What is Scalp Psoriasis?


Psoriasis

This is a chronic autoimmune skin disease characterized with dry red scaly patches with white scales. It occurs when the immune system sends out faulty signals which speeds up the growth cycle of the skin cells. When scratched the skin becomes red, irritated and inflamed, nevertheless, it is non-contagious.

The scaling of psoriasis occurs when cells in the epidermis (the skin's outer layer) reproduce faster than it normally would and therefore accumulate on the skin's surface, hence an autoimmune system disorder. The affected areas like the elbows, knees, lower back and scalp may become very dry with cracks and bleed. Other areas include the palms, sole, legs, face, fingernails and toenails.

Scalp Psoriasis

Scalp psoriasis can be mild with slight and fine scaling or it can be severe with thick, crust-like plaques covering the entire scalp.

A Dermatologist explains Psoriasis.



Different Types of Psoriasis

  • Erythrodermic Psoriasis

This is the generalised red, scaly, inflamed rash that affects the entire body. This severe condition may affect 1 to 2 % of patients with psoriasis. It can be very itchy and painful.

  • Inverse Psoriasis

This is sometimes called Flexural Psoriasis. It affects folds of the skin such as the groin area, armpits, under the breasts and generally where the skin is thinner and more sensitive. The condition only affects about 2 to 6 % of patients with psoriasis making it relatively uncommon. Sweat, friction and excess body weight may aggravate the condition. Patients with this uncomfortable and painful condition may experience patches of red, shiny, smooth skin that is inflamed, tender and itchy.

  • Pustular Psoriasis

This type of psoriasis is rare and only affects less than 5 % of patients with psoriasis. Patients of this condition may experience small pus-filled, raised spot like bumps on the skin. It may often occur in waves and typically after the skin becomes itchy, irritated and red, then scaly. It may heal within days and reappear again. This condition can either be localized to the soles of the feet or the palms of the hand or it can be more widespread affecting the body. This may be referred to as generalised pustular psoriasis or Von Zumbusch Pustular Psoriasis.

  • Guttate Psoriasis

This is the second most common form of psoriasis. Patients experience red, small skin spots that can be widespread. It typically affects children and young adults. The spots tend to occur after a viral or bacterial infection. It may appear suddenly and can be seen on the limbs and trunk. Severe cases of guttate psoriasis may require oral medication and injections for it to be treated while milder cases may heal naturally and not recur again.

  • Plaque Psoriasis (psoriasis vulgaris)
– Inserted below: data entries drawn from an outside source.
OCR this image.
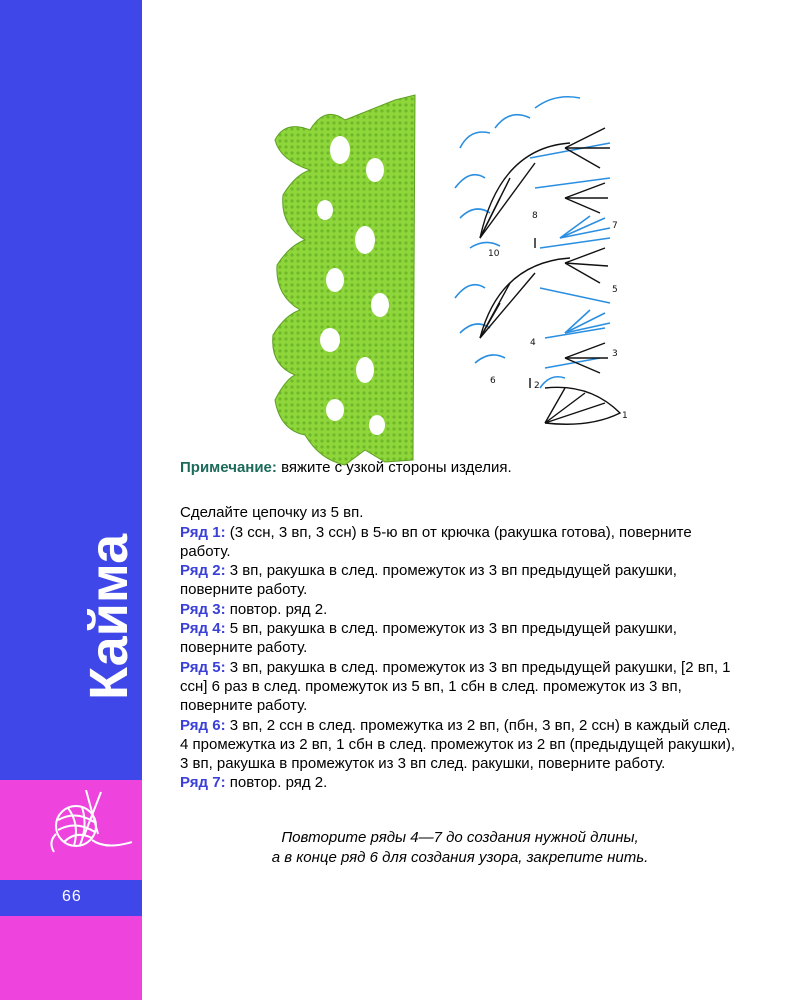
Кайма
66
1
2
3
4
5
6
7
8
10

Примечание: вяжите с узкой стороны изделия.

Сделайте цепочку из 5 вп.

Ряд 1: (3 ссн, 3 вп, 3 ссн) в 5-ю вп от крючка (ракушка готова), поверните работу.

Ряд 2: 3 вп, ракушка в след. промежуток из 3 вп предыдущей ракушки, поверните работу.

Ряд 3: повтор. ряд 2.

Ряд 4: 5 вп, ракушка в след. промежуток из 3 вп предыдущей ракушки, поверните работу.

Ряд 5: 3 вп, ракушка в след. промежуток из 3 вп предыдущей ракушки, [2 вп, 1 ссн] 6 раз в след. промежуток из 5 вп, 1 сбн в след. промежуток из 3 вп, поверните работу.

Ряд 6: 3 вп, 2 ссн в след. промежутка из 2 вп, (пбн, 3 вп, 2 ссн) в каждый след. 4 промежутка из 2 вп, 1 сбн в след. промежуток из 2 вп (предыдущей ракушки), 3 вп, ракушка в промежуток из 3 вп след. ракушки, поверните работу.

Ряд 7: повтор. ряд 2.

Повторите ряды 4—7 до создания нужной длины,
а в конце ряд 6 для создания узора, закрепите нить.
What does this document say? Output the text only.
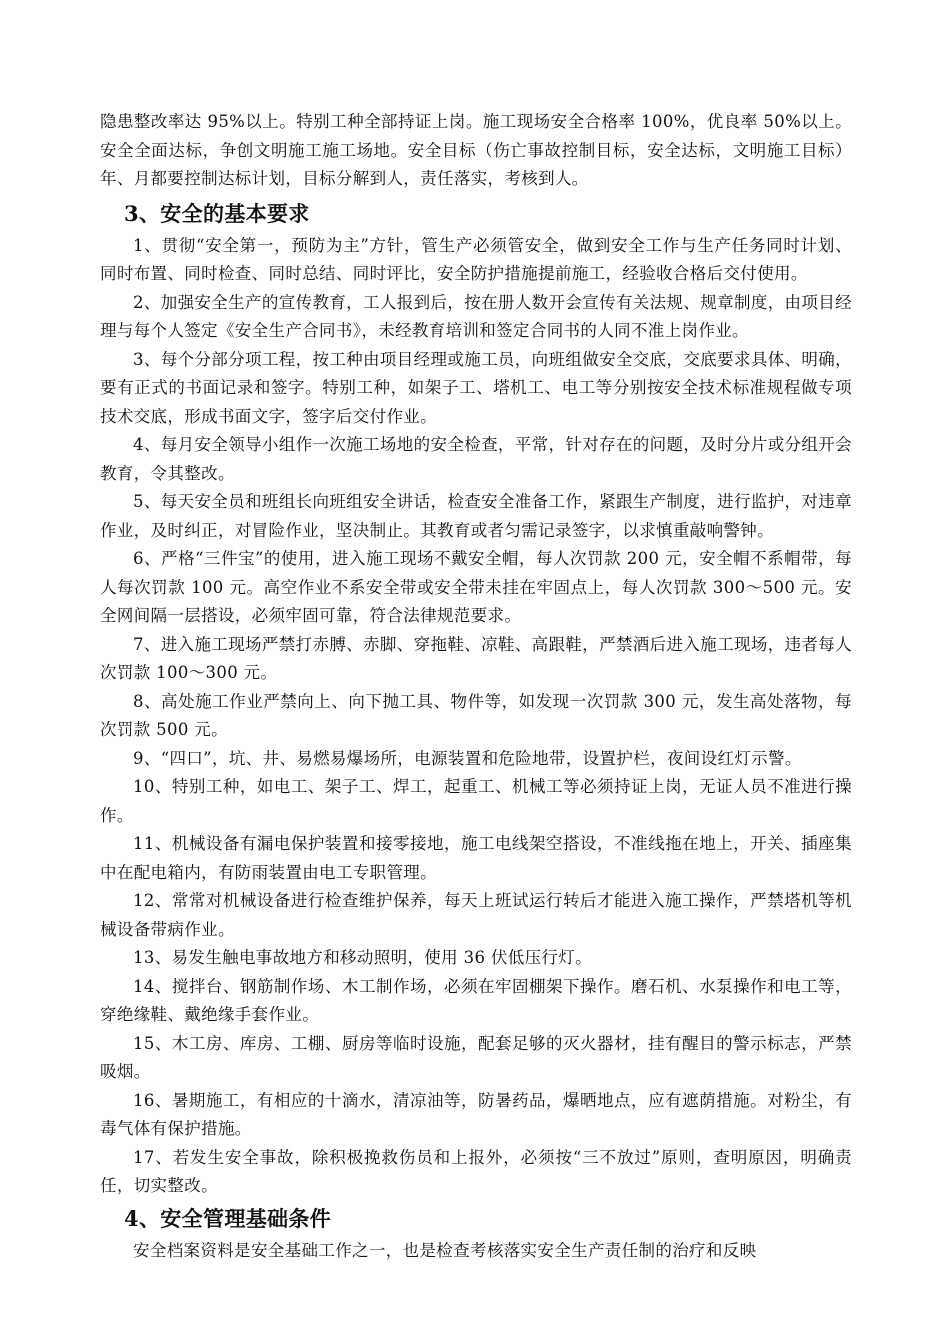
隐患整改率达 95%以上。特别工种全部持证上岗。施工现场安全合格率 100%，优良率 50%以上。安全全面达标，争创文明施工施工场地。安全目标（伤亡事故控制目标，安全达标，文明施工目标）年、月都要控制达标计划，目标分解到人，责任落实，考核到人。

3、安全的基本要求

1、贯彻“安全第一，预防为主”方针，管生产必须管安全，做到安全工作与生产任务同时计划、同时布置、同时检查、同时总结、同时评比，安全防护措施提前施工，经验收合格后交付使用。

2、加强安全生产的宣传教育，工人报到后，按在册人数开会宣传有关法规、规章制度，由项目经理与每个人签定《安全生产合同书》，未经教育培训和签定合同书的人同不准上岗作业。

3、每个分部分项工程，按工种由项目经理或施工员，向班组做安全交底，交底要求具体、明确，要有正式的书面记录和签字。特别工种，如架子工、塔机工、电工等分别按安全技术标准规程做专项技术交底，形成书面文字，签字后交付作业。

4、每月安全领导小组作一次施工场地的安全检查，平常，针对存在的问题，及时分片或分组开会教育，令其整改。

5、每天安全员和班组长向班组安全讲话，检查安全准备工作，紧跟生产制度，进行监护，对违章作业，及时纠正，对冒险作业，坚决制止。其教育或者匀需记录签字，以求慎重敲响警钟。

6、严格“三件宝”的使用，进入施工现场不戴安全帽，每人次罚款 200 元，安全帽不系帽带，每人每次罚款 100 元。高空作业不系安全带或安全带未挂在牢固点上，每人次罚款 300～500 元。安全网间隔一层搭设，必须牢固可靠，符合法律规范要求。

7、进入施工现场严禁打赤膊、赤脚、穿拖鞋、凉鞋、高跟鞋，严禁酒后进入施工现场，违者每人次罚款 100～300 元。

8、高处施工作业严禁向上、向下抛工具、物件等，如发现一次罚款 300 元，发生高处落物，每次罚款 500 元。

9、“四口”，坑、井、易燃易爆场所，电源装置和危险地带，设置护栏，夜间设红灯示警。

10、特别工种，如电工、架子工、焊工，起重工、机械工等必须持证上岗，无证人员不准进行操作。

11、机械设备有漏电保护装置和接零接地，施工电线架空搭设，不准线拖在地上，开关、插座集中在配电箱内，有防雨装置由电工专职管理。

12、常常对机械设备进行检查维护保养，每天上班试运行转后才能进入施工操作，严禁塔机等机械设备带病作业。

13、易发生触电事故地方和移动照明，使用 36 伏低压行灯。

14、搅拌台、钢筋制作场、木工制作场，必须在牢固棚架下操作。磨石机、水泵操作和电工等，穿绝缘鞋、戴绝缘手套作业。

15、木工房、库房、工棚、厨房等临时设施，配套足够的灭火器材，挂有醒目的警示标志，严禁吸烟。

16、暑期施工，有相应的十滴水，清凉油等，防暑药品，爆晒地点，应有遮荫措施。对粉尘，有毒气体有保护措施。

17、若发生安全事故，除积极挽救伤员和上报外，必须按“三不放过”原则，查明原因，明确责任，切实整改。

4、安全管理基础条件

安全档案资料是安全基础工作之一，也是检查考核落实安全生产责任制的治疗和反映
This is the most common type of psoriasis that typically affects about 80 % of patients with psoriasis. The patients may experience small to large scaly, red and/or white silvery and coated patches that can be raised, hard and red. It typically starts as small red bumps and grows into plaques. The areas commonly affected may include the elbows, lower back and knees.

  • Scalp Psoriasis

People with chronic plaque psoriasis may also have Scalp Psoriasis, at least 50 % of patients with psoriasis. The condition may appear as a severe form of dandruff with the whole scalp being affected or it may just be few patches. If severe, it may lead to hair loss in some people.